Как можно заметить, все эти пункты имели самое прямое отношение к Сократу! А поскольку господствующим в этот момент времени в Афинах становится (отраженное в работах Платона, Ксенофонта и Аристофана) убеждение, что все случившиеся проблемы Афин были связаны с тем, что боги отвернулись от афинян, само их отвращение от Афин связано с тем, что многие граждане вели себя по отношению к богам неуважительно, а это неуважительное отношение являлось производным от вредной деятельности различных учителей мудрости (сбивающих молодежь с пути истинного) и классовых врагов (типа богатых и аристократичных юнцов Алкивиада, пародирующих религиозные Эвевскинские мистерии и разбивающие статуи бога Гермеса), иметь иллюзии, что ревнительский пыл охлоса и в этот раз обойдет Сократа стороной, уже не приходилось.

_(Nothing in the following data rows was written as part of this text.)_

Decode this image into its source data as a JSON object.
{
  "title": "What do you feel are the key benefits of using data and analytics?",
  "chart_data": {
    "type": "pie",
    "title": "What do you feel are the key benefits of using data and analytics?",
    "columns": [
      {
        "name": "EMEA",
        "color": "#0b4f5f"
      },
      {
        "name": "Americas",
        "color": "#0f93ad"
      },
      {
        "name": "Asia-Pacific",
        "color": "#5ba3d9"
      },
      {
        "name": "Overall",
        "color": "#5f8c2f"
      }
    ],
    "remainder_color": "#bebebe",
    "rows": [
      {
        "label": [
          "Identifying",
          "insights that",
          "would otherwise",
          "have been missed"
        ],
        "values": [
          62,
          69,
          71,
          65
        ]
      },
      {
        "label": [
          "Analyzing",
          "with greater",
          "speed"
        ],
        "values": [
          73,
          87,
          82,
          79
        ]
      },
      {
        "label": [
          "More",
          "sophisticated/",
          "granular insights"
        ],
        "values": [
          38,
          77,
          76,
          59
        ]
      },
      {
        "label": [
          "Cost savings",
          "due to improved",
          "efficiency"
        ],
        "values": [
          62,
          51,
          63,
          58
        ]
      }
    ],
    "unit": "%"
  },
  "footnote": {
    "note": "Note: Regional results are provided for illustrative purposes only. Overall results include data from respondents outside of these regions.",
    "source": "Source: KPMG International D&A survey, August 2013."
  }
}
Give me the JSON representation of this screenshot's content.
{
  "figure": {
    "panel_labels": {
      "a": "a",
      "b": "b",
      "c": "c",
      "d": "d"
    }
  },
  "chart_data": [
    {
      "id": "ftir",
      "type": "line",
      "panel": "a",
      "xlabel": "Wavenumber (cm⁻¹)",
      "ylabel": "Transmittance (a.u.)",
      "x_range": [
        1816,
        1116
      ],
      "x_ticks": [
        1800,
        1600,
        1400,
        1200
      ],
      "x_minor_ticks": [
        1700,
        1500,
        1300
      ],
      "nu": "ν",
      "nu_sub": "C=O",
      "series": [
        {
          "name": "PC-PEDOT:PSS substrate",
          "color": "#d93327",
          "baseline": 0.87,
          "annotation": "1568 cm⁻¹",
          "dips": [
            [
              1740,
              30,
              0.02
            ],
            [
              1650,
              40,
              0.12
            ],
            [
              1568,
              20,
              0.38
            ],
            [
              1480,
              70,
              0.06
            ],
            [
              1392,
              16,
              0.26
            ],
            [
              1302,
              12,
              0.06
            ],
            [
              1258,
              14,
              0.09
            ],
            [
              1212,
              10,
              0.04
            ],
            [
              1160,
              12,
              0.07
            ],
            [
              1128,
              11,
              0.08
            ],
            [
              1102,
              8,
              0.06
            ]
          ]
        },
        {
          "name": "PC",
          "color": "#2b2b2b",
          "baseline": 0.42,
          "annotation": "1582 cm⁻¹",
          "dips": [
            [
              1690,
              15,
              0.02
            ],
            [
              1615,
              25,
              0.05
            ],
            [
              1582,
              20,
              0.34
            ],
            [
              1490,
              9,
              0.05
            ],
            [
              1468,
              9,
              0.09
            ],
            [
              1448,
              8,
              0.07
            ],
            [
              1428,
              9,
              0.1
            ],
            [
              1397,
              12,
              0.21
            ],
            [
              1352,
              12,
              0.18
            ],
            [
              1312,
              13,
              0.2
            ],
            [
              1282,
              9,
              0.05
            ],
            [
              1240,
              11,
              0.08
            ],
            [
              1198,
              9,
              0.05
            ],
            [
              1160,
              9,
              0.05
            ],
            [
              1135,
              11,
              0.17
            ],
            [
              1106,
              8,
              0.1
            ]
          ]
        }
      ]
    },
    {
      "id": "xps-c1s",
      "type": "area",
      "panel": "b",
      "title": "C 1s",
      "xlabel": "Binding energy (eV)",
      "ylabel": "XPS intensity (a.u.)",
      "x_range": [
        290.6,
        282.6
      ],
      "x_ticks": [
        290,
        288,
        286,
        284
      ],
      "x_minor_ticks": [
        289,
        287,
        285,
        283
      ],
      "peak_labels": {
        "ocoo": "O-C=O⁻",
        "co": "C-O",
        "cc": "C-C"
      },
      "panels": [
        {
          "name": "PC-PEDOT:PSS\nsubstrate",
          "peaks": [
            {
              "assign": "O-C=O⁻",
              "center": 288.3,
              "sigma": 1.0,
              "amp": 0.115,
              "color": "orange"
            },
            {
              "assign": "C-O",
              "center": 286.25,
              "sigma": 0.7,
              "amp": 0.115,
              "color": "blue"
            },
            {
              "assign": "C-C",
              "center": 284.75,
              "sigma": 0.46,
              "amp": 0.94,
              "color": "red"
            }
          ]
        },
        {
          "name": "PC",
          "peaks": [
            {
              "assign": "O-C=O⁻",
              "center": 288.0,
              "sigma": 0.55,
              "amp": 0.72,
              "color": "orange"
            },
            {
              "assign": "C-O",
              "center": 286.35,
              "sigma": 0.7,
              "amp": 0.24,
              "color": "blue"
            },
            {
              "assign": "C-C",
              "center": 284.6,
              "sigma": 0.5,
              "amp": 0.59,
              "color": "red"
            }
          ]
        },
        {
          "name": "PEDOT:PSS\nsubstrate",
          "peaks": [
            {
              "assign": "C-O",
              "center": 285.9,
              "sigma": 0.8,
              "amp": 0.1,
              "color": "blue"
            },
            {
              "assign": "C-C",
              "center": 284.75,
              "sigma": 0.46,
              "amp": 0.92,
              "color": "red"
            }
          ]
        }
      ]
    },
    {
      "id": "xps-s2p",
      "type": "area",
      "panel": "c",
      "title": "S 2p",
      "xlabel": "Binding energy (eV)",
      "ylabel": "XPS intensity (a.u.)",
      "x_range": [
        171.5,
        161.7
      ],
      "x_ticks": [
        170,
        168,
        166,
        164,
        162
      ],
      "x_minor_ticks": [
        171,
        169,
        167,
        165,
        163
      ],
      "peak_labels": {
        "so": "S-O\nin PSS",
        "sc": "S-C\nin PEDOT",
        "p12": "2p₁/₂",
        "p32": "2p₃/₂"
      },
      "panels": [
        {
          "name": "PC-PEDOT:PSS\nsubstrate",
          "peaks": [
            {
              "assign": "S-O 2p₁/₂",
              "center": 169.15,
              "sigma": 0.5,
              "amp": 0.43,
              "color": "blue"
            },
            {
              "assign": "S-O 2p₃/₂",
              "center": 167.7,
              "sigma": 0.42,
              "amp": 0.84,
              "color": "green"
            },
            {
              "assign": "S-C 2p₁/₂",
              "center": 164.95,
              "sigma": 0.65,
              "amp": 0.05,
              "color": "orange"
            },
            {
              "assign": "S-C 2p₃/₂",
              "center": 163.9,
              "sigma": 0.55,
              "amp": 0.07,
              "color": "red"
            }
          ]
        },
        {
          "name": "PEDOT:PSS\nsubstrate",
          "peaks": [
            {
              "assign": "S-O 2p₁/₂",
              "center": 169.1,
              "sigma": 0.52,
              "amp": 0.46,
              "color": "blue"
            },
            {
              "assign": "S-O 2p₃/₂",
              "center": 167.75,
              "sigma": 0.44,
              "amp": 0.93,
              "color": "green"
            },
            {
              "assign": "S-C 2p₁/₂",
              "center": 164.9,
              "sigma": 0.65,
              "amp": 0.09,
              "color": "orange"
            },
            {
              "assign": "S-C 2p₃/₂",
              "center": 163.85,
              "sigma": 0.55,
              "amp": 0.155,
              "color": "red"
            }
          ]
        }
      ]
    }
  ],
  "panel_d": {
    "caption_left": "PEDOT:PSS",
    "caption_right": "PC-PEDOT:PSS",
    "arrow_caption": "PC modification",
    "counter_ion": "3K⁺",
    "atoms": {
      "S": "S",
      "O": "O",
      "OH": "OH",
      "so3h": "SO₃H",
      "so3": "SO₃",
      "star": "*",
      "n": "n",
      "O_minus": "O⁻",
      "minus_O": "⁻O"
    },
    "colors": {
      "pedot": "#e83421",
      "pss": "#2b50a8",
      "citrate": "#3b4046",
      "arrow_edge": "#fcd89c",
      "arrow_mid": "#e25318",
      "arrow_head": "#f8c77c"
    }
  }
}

Читая же Платона и Ксенофонта, становится очевидно: Несмотря на те охлократические преобразования и гонения, что имели место в период с 403 по 399 год до н.э., обычная деятельность Сократа не претерпела совершенно никаких изменений. Сократ по-прежнему ежедневно приходил в центр города, завязывал безобидные с виду разговоры с прохожими, а затем постепенно подводил их к мысли, что неправильно назначать рулевого жребием бобами, что править должны люди добродетельные и специальным образом обученные, что жизнь должна быть построена только на добродетели и разуме… В общем, вел себя так, как это оценивали и Горгий, и «тридцати тиранов»: Говорил одно и то же об одном и том же, уже зная правильные ответы, но собеседникам своим в этом не признавался. Не признавался не только потому, что боялся этих правильных ответов, а потому, что своей маевтикой заставлял людей пробуждать собственное сознание и становиться похожими на самого Сократа.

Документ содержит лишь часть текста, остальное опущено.